Ничего нет более закономерного, чем то, что рыцарь Звенты-Свентаны не оставлял младшего брата, что грезил таким рыцарем стать кроме того по окончании измены. Но что именно совершалось на протяжении их трансфизических встреч, какие конкретно круги ими посещены были, от каких вправду и совсем непоправимых срывов он спас поэта – это, само собой разумеется, должно остаться неприкосновенной тайной Александра Блока.
Но из того, что было продемонстрировано Блоку в потусторонних странствиях данной поры его жизни, проистекло наряду с другими одно событие, на которое мне хочется указать очень. Блок и раньше, кроме того во время Красивой Женщины, продемонстрировал, что провидческою свойством в узком смысле этого слова, другими словами свойством исторического предвозвещения, он владел, не смотря на то, что редко ею обладал. Стоит отыскать в памяти стих, написанное за два года до революции 1905-го: «…Все ли тихо в народе? – Нет. Император убит», – и в особенности, его окончание:
Кто ж он, народный смиритель?
Черён, и зол, и свиреп:
Инок у входа в обитель
Видел его – и ослеп.
Он к неизведанным пропастям
Гонит людей, как стада…
Посохом гонит металлическим… –
Боже! Бежим от Суда!
Сейчас эта свойство обогатилась новым опытом, но опытом, связанным лишь с демоническими мирами. Исходя из этого мы не отыщем у Блока никаких пророчеств о будущем Свете, об отражении Звенты-Свентаны в исторической действительности будущих эр, о Розе Мира, о золотом веке человечества. Но ужасное стих «Голос из хора» рисует далекую будущую эру: ту, в то время, когда по окончании господства Розы Мира над всем человечеством придет величайший неприятель и ее и всякой духовности, – тот, кого Гагтунгр выпестывает столько столетий.

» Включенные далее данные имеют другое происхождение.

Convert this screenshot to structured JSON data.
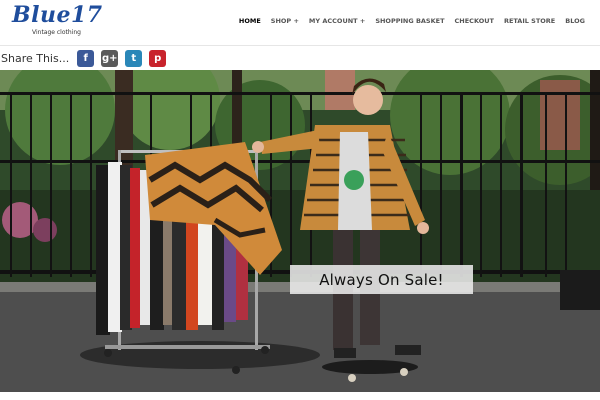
{
  "header": {
    "logo_text": "Blue17",
    "logo_subtitle": "Vintage clothing"
  },
  "nav": {
    "items": [
      {
        "label": "HOME"
      },
      {
        "label": "SHOP +"
      },
      {
        "label": "MY ACCOUNT +"
      },
      {
        "label": "SHOPPING BASKET"
      },
      {
        "label": "CHECKOUT"
      },
      {
        "label": "RETAIL STORE"
      },
      {
        "label": "BLOG"
      }
    ]
  },
  "share": {
    "label": "Share This...",
    "buttons": [
      {
        "icon": "facebook-icon",
        "glyph": "f",
        "color": "#3b5998"
      },
      {
        "icon": "google-plus-icon",
        "glyph": "g+",
        "color": "#5a5a5a"
      },
      {
        "icon": "twitter-icon",
        "glyph": "t",
        "color": "#2a87b8"
      },
      {
        "icon": "pinterest-icon",
        "glyph": "p",
        "color": "#c8232c"
      }
    ]
  },
  "hero": {
    "caption": "Always On Sale!"
  },
  "colors": {
    "brand": "#1f4d9c",
    "nav_text": "#555555"
  }
}
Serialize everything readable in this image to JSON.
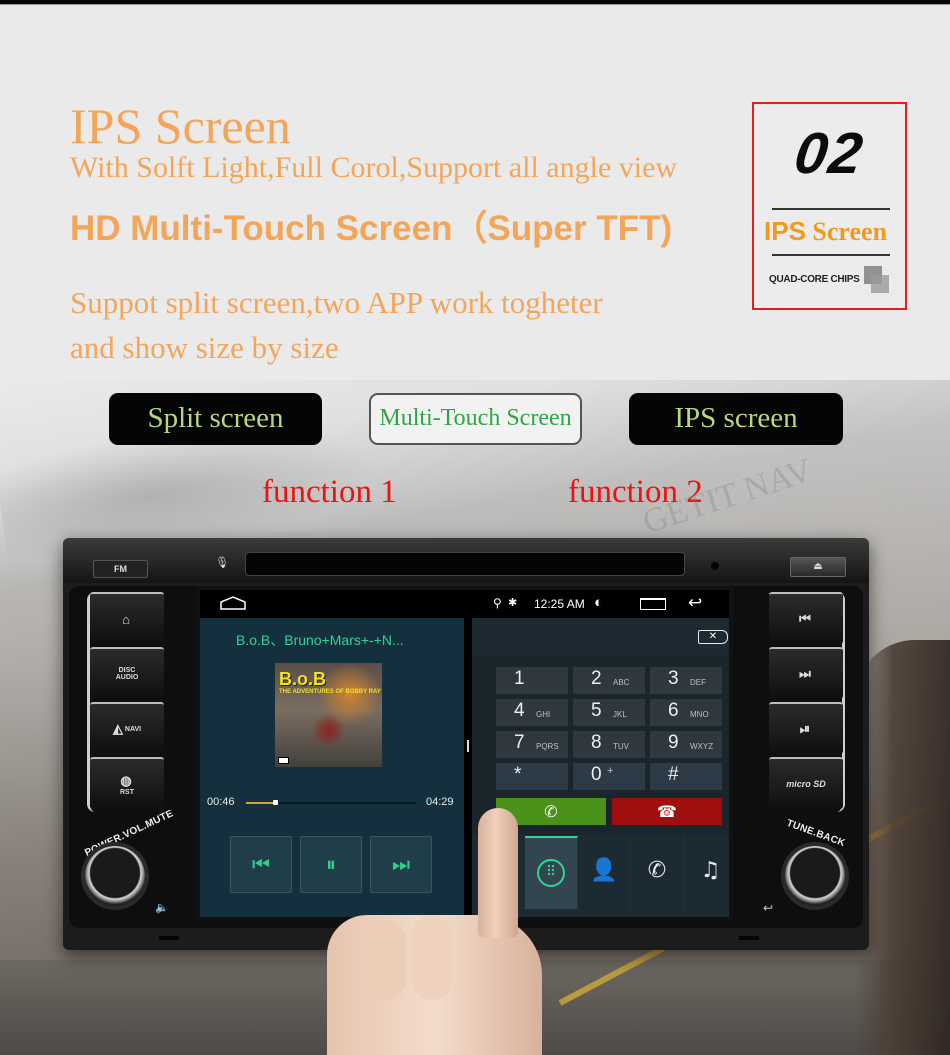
{
  "headline": {
    "title": "IPS Screen",
    "subtitle": "With Solft Light,Full Corol,Support all angle view",
    "hd_line": "HD Multi-Touch Screen（Super TFT)",
    "split_line_1": "Suppot split screen,two APP work togheter",
    "split_line_2": "and show size by size"
  },
  "badge": {
    "number": "02",
    "title_prefix": "IPS",
    "title_suffix": " Screen",
    "footer": "QUAD-CORE CHIPS",
    "border_color": "#e31d1d"
  },
  "features": [
    {
      "label": "Split screen"
    },
    {
      "label": "Multi-Touch Screen"
    },
    {
      "label": "IPS screen"
    }
  ],
  "functions": [
    "function 1",
    "function 2"
  ],
  "watermark": "GETIT NAV",
  "device": {
    "fm_label": "FM",
    "eject_icon": "⏏",
    "left_buttons": [
      {
        "icon": "home-icon",
        "glyph": "⌂",
        "label": ""
      },
      {
        "icon": "disc-icon",
        "glyph": "",
        "label": "DISC",
        "sub": "AUDIO"
      },
      {
        "icon": "navi-icon",
        "glyph": "◭",
        "label": "NAVI"
      },
      {
        "icon": "globe-icon",
        "glyph": "◍",
        "label": "RST"
      }
    ],
    "right_buttons": [
      {
        "icon": "previous-track-icon",
        "glyph": "⏮"
      },
      {
        "icon": "next-track-icon",
        "glyph": "⏭"
      },
      {
        "icon": "play-pause-icon",
        "glyph": "⏯"
      },
      {
        "icon": "microsd-icon",
        "glyph": "",
        "label": "micro SD"
      }
    ],
    "left_knob_label": "POWER.VOL.MUTE",
    "right_knob_label": "TUNE.BACK",
    "mute_glyph": "🔈",
    "back_glyph": "↩"
  },
  "statusbar": {
    "time": "12:25 AM",
    "location_glyph": "⬤",
    "bluetooth_glyph": "✱",
    "brightness_glyph": "◐",
    "back_glyph": "↩"
  },
  "music": {
    "title": "B.o.B、Bruno+Mars+-+N...",
    "album_art_text": "B.o.B",
    "album_art_sub": "THE ADVENTURES OF BOBBY RAY",
    "current_time": "00:46",
    "total_time": "04:29",
    "progress": 0.171,
    "controls": [
      {
        "name": "previous",
        "glyph": "⏮"
      },
      {
        "name": "pause",
        "glyph": "⏸"
      },
      {
        "name": "next",
        "glyph": "⏭"
      }
    ],
    "accent_color": "#34d29a"
  },
  "dialer": {
    "backspace_glyph": "✕",
    "keys": [
      {
        "digit": "1",
        "letters": ""
      },
      {
        "digit": "2",
        "letters": "ABC"
      },
      {
        "digit": "3",
        "letters": "DEF"
      },
      {
        "digit": "4",
        "letters": "GHI"
      },
      {
        "digit": "5",
        "letters": "JKL"
      },
      {
        "digit": "6",
        "letters": "MNO"
      },
      {
        "digit": "7",
        "letters": "PQRS"
      },
      {
        "digit": "8",
        "letters": "TUV"
      },
      {
        "digit": "9",
        "letters": "WXYZ"
      },
      {
        "digit": "*",
        "letters": ""
      },
      {
        "digit": "0",
        "letters": "+"
      },
      {
        "digit": "#",
        "letters": ""
      }
    ],
    "call_glyph": "✆",
    "end_glyph": "☎",
    "call_color": "#4a9219",
    "end_color": "#a10e0e",
    "tabs": [
      {
        "name": "keypad",
        "glyph": "⠿",
        "active": true
      },
      {
        "name": "contacts",
        "glyph": "👤",
        "active": false
      },
      {
        "name": "call-log",
        "glyph": "✆",
        "active": false
      },
      {
        "name": "music",
        "glyph": "♫",
        "active": false
      }
    ]
  }
}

И век последний, страшнее всех,
Заметим и вы и я.
Все небо скроет гнусный грех,
На всех устах остановится хохот,
Тоска небытия…
Весны, дитя, ты будешь ожидать –
Весна одурачит.
Ты будешь солнце на небо кликать –
Солнце не поднимется.
И крик, в то время, когда ты начнешь кричать,
Как камень, канет…
Но исторической и метаисторической развязки глобальной катастрофе первого эона ему не дано было знать: этого утешения он лишил себя сам собственными падениями, замглившими его духовные очи ко всему, что исходило от Высот, а не от пропасти.

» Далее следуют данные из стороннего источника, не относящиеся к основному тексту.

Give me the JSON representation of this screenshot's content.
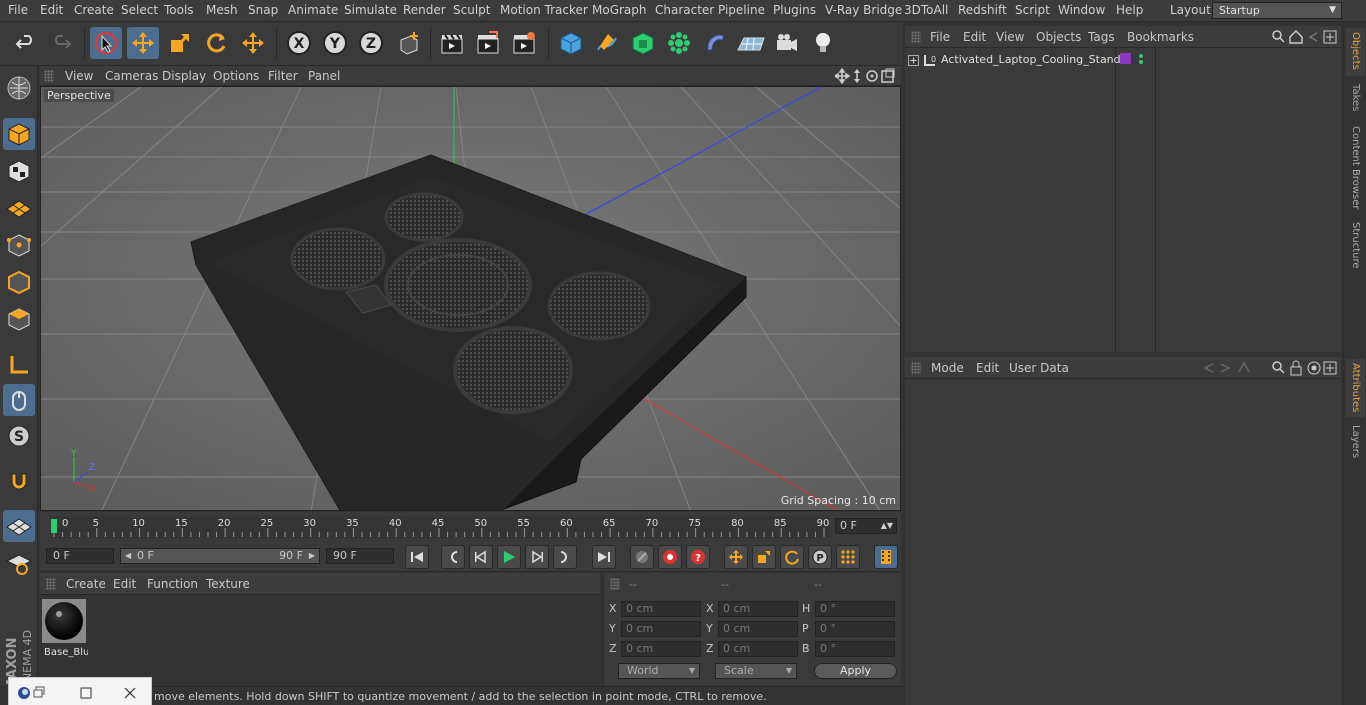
{
  "menu": {
    "items": [
      "File",
      "Edit",
      "Create",
      "Select",
      "Tools",
      "Mesh",
      "Snap",
      "Animate",
      "Simulate",
      "Render",
      "Sculpt",
      "Motion Tracker",
      "MoGraph",
      "Character",
      "Pipeline",
      "Plugins",
      "V-Ray Bridge",
      "3DToAll",
      "Redshift",
      "Script",
      "Window",
      "Help"
    ],
    "layout_label": "Layout:",
    "layout_value": "Startup"
  },
  "viewport": {
    "menu": [
      "View",
      "Cameras",
      "Display",
      "Options",
      "Filter",
      "Panel"
    ],
    "label": "Perspective",
    "grid_spacing": "Grid Spacing : 10 cm"
  },
  "timeline": {
    "ticks": [
      "0",
      "5",
      "10",
      "15",
      "20",
      "25",
      "30",
      "35",
      "40",
      "45",
      "50",
      "55",
      "60",
      "65",
      "70",
      "75",
      "80",
      "85",
      "90"
    ],
    "current_frame": "0 F"
  },
  "transport": {
    "start_frame": "0 F",
    "range_start": "0 F",
    "range_end": "90 F",
    "end_frame": "90 F"
  },
  "materials": {
    "menu": [
      "Create",
      "Edit",
      "Function",
      "Texture"
    ],
    "items": [
      {
        "name": "Base_Blu"
      }
    ]
  },
  "coords": {
    "headers": [
      "--",
      "--",
      "--"
    ],
    "rows": [
      {
        "a": "X",
        "av": "0 cm",
        "b": "X",
        "bv": "0 cm",
        "c": "H",
        "cv": "0 °"
      },
      {
        "a": "Y",
        "av": "0 cm",
        "b": "Y",
        "bv": "0 cm",
        "c": "P",
        "cv": "0 °"
      },
      {
        "a": "Z",
        "av": "0 cm",
        "b": "Z",
        "bv": "0 cm",
        "c": "B",
        "cv": "0 °"
      }
    ],
    "world": "World",
    "scale": "Scale",
    "apply": "Apply"
  },
  "status": {
    "text": "move elements. Hold down SHIFT to quantize movement / add to the selection in point mode, CTRL to remove."
  },
  "objects": {
    "menu": [
      "File",
      "Edit",
      "View",
      "Objects",
      "Tags",
      "Bookmarks"
    ],
    "items": [
      {
        "name": "Activated_Laptop_Cooling_Stand"
      }
    ]
  },
  "attributes": {
    "menu": [
      "Mode",
      "Edit",
      "User Data"
    ]
  },
  "sidetabs": [
    "Objects",
    "Takes",
    "Content Browser",
    "Structure",
    "Attributes",
    "Layers"
  ],
  "brand": {
    "vendor": "MAXON",
    "product": "CINEMA 4D"
  },
  "colors": {
    "accent": "#4d6d8f",
    "tab_active": "#e8a13a",
    "playhead": "#2ecc71"
  }
}
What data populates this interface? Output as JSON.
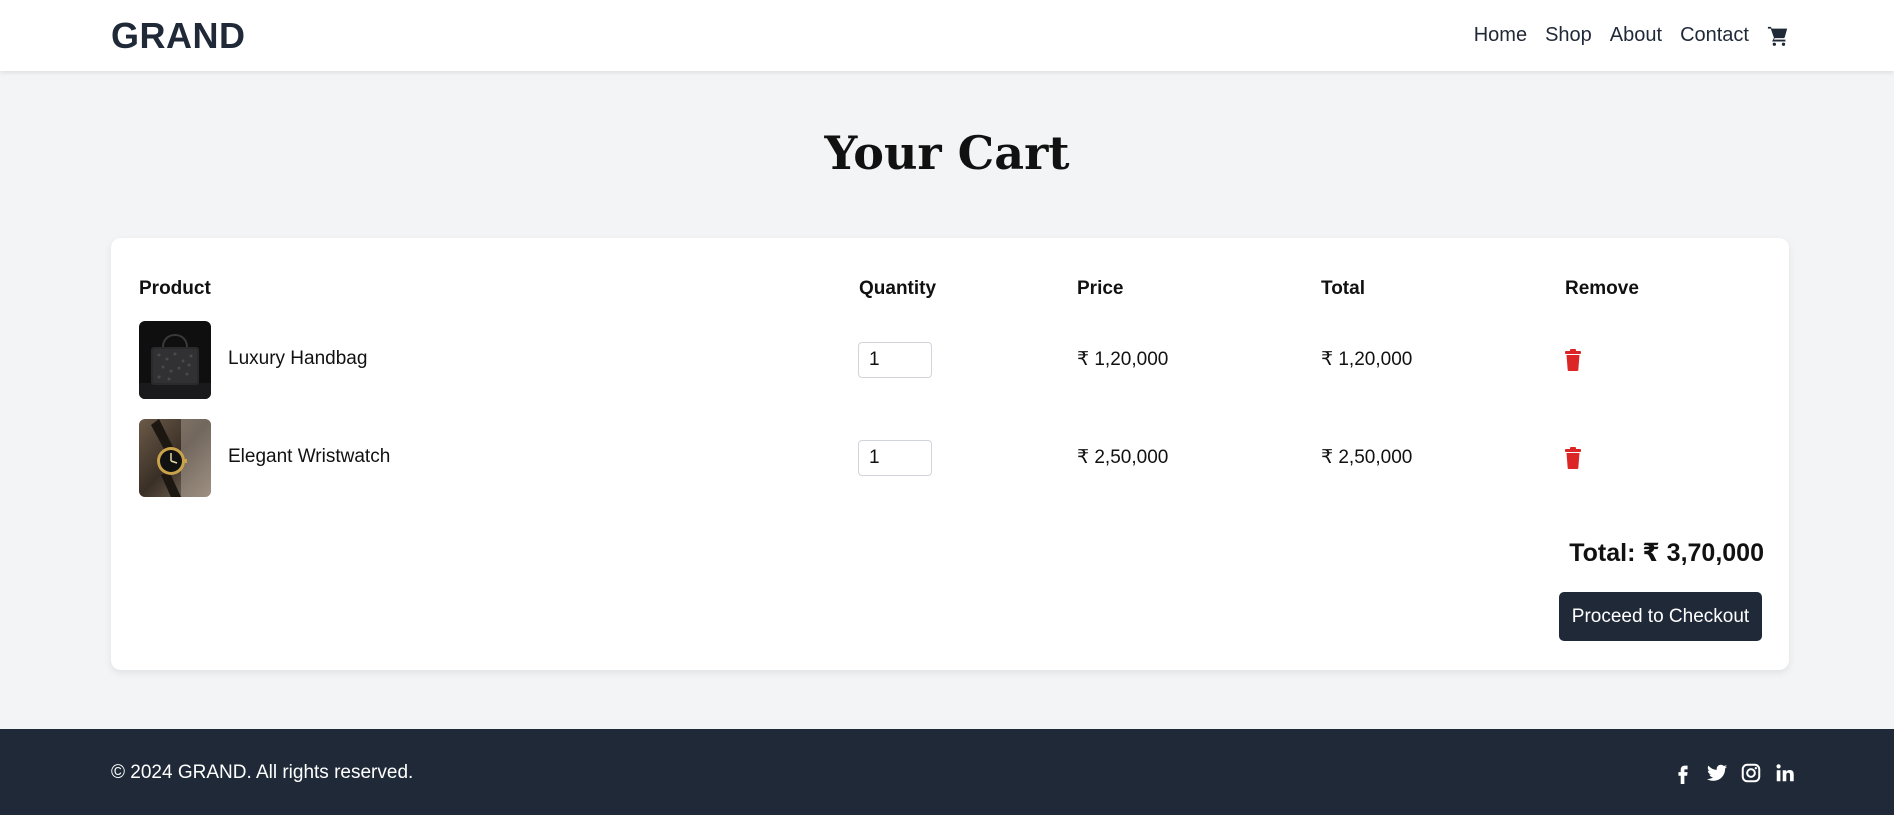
{
  "brand": {
    "logo": "GRAND"
  },
  "nav": {
    "items": [
      "Home",
      "Shop",
      "About",
      "Contact"
    ],
    "cart_icon": "shopping-cart-icon"
  },
  "page": {
    "title": "Your Cart"
  },
  "cart": {
    "headers": {
      "product": "Product",
      "quantity": "Quantity",
      "price": "Price",
      "total": "Total",
      "remove": "Remove"
    },
    "items": [
      {
        "name": "Luxury Handbag",
        "quantity": "1",
        "price": "₹ 1,20,000",
        "total": "₹ 1,20,000",
        "image": "black-handbag-photo",
        "remove_icon": "trash-icon"
      },
      {
        "name": "Elegant Wristwatch",
        "quantity": "1",
        "price": "₹ 2,50,000",
        "total": "₹ 2,50,000",
        "image": "gold-wristwatch-photo",
        "remove_icon": "trash-icon"
      }
    ],
    "grand_total": "Total: ₹ 3,70,000",
    "checkout_label": "Proceed to Checkout"
  },
  "footer": {
    "copyright": "© 2024 GRAND. All rights reserved.",
    "socials": [
      "facebook-icon",
      "twitter-icon",
      "instagram-icon",
      "linkedin-icon"
    ]
  },
  "colors": {
    "primary_dark": "#1f2937",
    "background": "#f3f4f6",
    "danger": "#dc2626"
  }
}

По окончании «Почвы в снегу» он прожил еще двенадцать лет. Стихи рождались все реже, все с громадными промежутками – монументы опустошенности и поздних, бессильных сожалений. А по окончании «креста и Розы» и художественное уровень качества стихов скоро пошло под уклон, и за целых пять лет ни одного стихотворения, отмеченного высоким бесплатно, мы не отыщем у Блока. В последний раз угасающий гений был пробужден великой революцией. Все стихийное, чем было так богато его существо, отозвалось на стихию народной бури. С неповторимостью настоящей гениальности были уловлены и воплощены в известной поэме «Двенадцать» ее рваные ритмы, всплески страстей, клочья идей, вьюжные ночи переворотов, фигуры, олицетворяющие целые классы, столкнувшиеся между собой, речитатив и матросский разгул солдатских скороговорок. Но в осмыслении Блоком данной бунтующей эры спуталось все: и его личная стихийность, и бунтарская неприязнь к ветхому, ветхому порядку вещей, и реминисценции христианской мистики, и неизжитая любовь к «разбойной красе» России-Велге, и смутная вера, несмотря ни на что, в будущую правду России-Навну. В итоге оказался прекрасный художественный монумент первому году Революции, но не только элементов пророчества – хотя бы легко исторической предусмотрительности в данной поэме нет. «Двенадцать» – последняя вспышка светильника, в котором нет больше масла; это отчаянная попытка отыскать точку опоры в том, что само по себе имеется исторический Мальстрём, бушующая хлябь, и лишь; это – предсмертный крик.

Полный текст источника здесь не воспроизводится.